An agent possesses core characteristics that allow it to act reliably and consistently on behalf of a user.
Characteristics of Agentic AI
Suited to workflows where traditional deterministic and rule-based approaches fall short.
A traditional rules engine works like a checklist, flagging transactions based on preset criteria.
LLM agent functions more like a seasoned investigator, evaluating context, considering subtle patterns, and identifying suspicious activity even when clear-cut rules aren’t violated.
This nuanced reasoning capability is exactly what enables agents to manage complex, ambiguous situations effectively.

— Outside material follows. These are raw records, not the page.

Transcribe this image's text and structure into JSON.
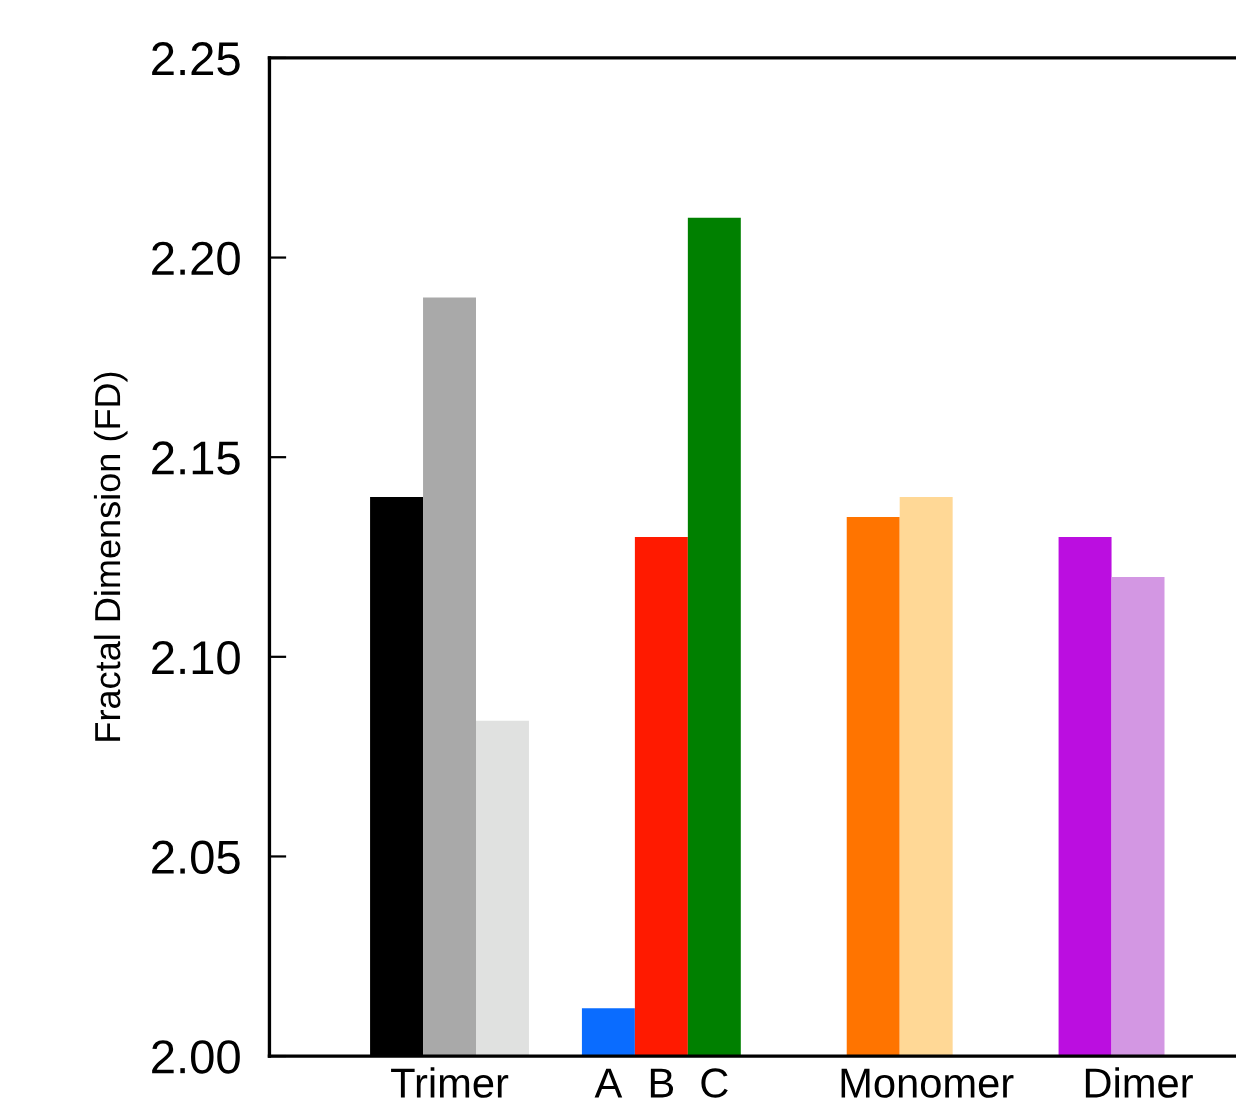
{
  "chart_data": {
    "type": "bar",
    "ylabel": "Fractal Dimension (FD)",
    "categories": [
      null,
      "Trimer",
      null,
      null,
      "A",
      "B",
      "C",
      null,
      null,
      null,
      "Monomer",
      null,
      null,
      null,
      "Dimer"
    ],
    "values": [
      2.14,
      2.19,
      2.084,
      null,
      2.012,
      2.13,
      2.21,
      null,
      null,
      2.135,
      2.14,
      null,
      null,
      2.13,
      2.12
    ],
    "colors": [
      "#000000",
      "#a9a9a9",
      "#e0e1e0",
      null,
      "#0a6cff",
      "#ff1a00",
      "#008000",
      null,
      null,
      "#ff7400",
      "#ffd896",
      null,
      null,
      "#bb0ee0",
      "#d397e3"
    ],
    "ylim": [
      2.0,
      2.25
    ],
    "yticks": [
      {
        "value": 2.0,
        "label": "2.00"
      },
      {
        "value": 2.05,
        "label": "2.05"
      },
      {
        "value": 2.1,
        "label": "2.10"
      },
      {
        "value": 2.15,
        "label": "2.15"
      },
      {
        "value": 2.2,
        "label": "2.20"
      },
      {
        "value": 2.25,
        "label": "2.25"
      }
    ],
    "grid": false,
    "legend": false
  }
}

Prioritize workflows that have previously resisted automation.
Workflows involving nuanced judgment, exceptions, or context-sensitive decisions, for example refund approval in customer service workflows.

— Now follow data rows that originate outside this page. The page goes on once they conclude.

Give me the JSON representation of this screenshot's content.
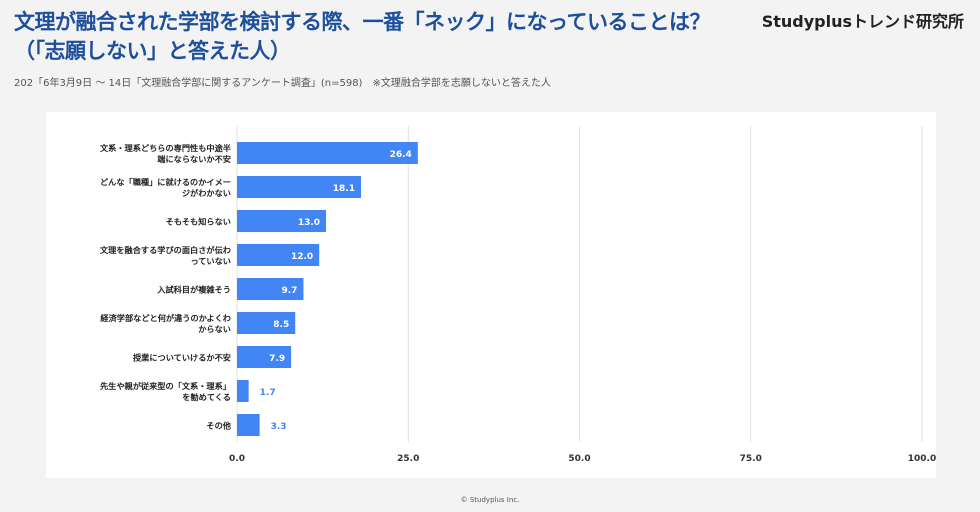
{
  "header": {
    "title": "文理が融合された学部を検討する際、一番「ネック」になっていることは？（「志願しない」と答えた人）",
    "brand": "Studyplusトレンド研究所",
    "subtitle": "202「6年3月9日 〜 14日「文理融合学部に関するアンケート調査」(n=598)　※文理融合学部を志願しないと答えた人"
  },
  "footer": {
    "copyright": "© Studyplus Inc."
  },
  "colors": {
    "bar": "#4285f4",
    "grid": "#e0e0e0",
    "label_inside": "#ffffff",
    "label_outside": "#4285f4"
  },
  "chart_data": {
    "type": "bar",
    "orientation": "horizontal",
    "categories": [
      [
        "文系・理系どちらの専門性も中途半",
        "端にならないか不安"
      ],
      [
        "どんな「職種」に就けるのかイメー",
        "ジがわかない"
      ],
      [
        "そもそも知らない"
      ],
      [
        "文理を融合する学びの面白さが伝わ",
        "っていない"
      ],
      [
        "入試科目が複雑そう"
      ],
      [
        "経済学部などと何が違うのかよくわ",
        "からない"
      ],
      [
        "授業についていけるか不安"
      ],
      [
        "先生や親が従来型の「文系・理系」",
        "を勧めてくる"
      ],
      [
        "その他"
      ]
    ],
    "values": [
      26.4,
      18.1,
      13.0,
      12.0,
      9.7,
      8.5,
      7.9,
      1.7,
      3.3
    ],
    "value_labels": [
      "26.4",
      "18.1",
      "13.0",
      "12.0",
      "9.7",
      "8.5",
      "7.9",
      "1.7",
      "3.3"
    ],
    "xlim": [
      0,
      100
    ],
    "ticks": [
      0,
      25,
      50,
      75,
      100
    ],
    "tick_labels": [
      "0.0",
      "25.0",
      "50.0",
      "75.0",
      "100.0"
    ],
    "grid": true
  }
}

Systems that have become unwieldy due to extensive and intricate rulesets, making updates costly or error-prone, for example performing vendor security reviews.
Scenarios that involve interpreting natural language, extracting meaning from documents, or interacting with users conversationally, for example processing a home insurance claim.
Before committing to building an agent, validate that your use case can meet these criteria clearly. Otherwise, a deterministic solution may suffice.
Model (LLM), Tools (external functions or APIs), Instructions (guidelines, guardrails).
Each model has different strengths and tradeoffs.
Task complexity, latency, and cost.
Use variety of models for different tasks in the workflow.
A simple retrieval or intent classification task may be handled by a smaller, faster model.
Harder tasks like deciding whether to approve a refund may benefit from a more capable model.
Build prototype with most capable model for every task as a baseline.
Try swapping in smaller models to see if they still achieve acceptable results.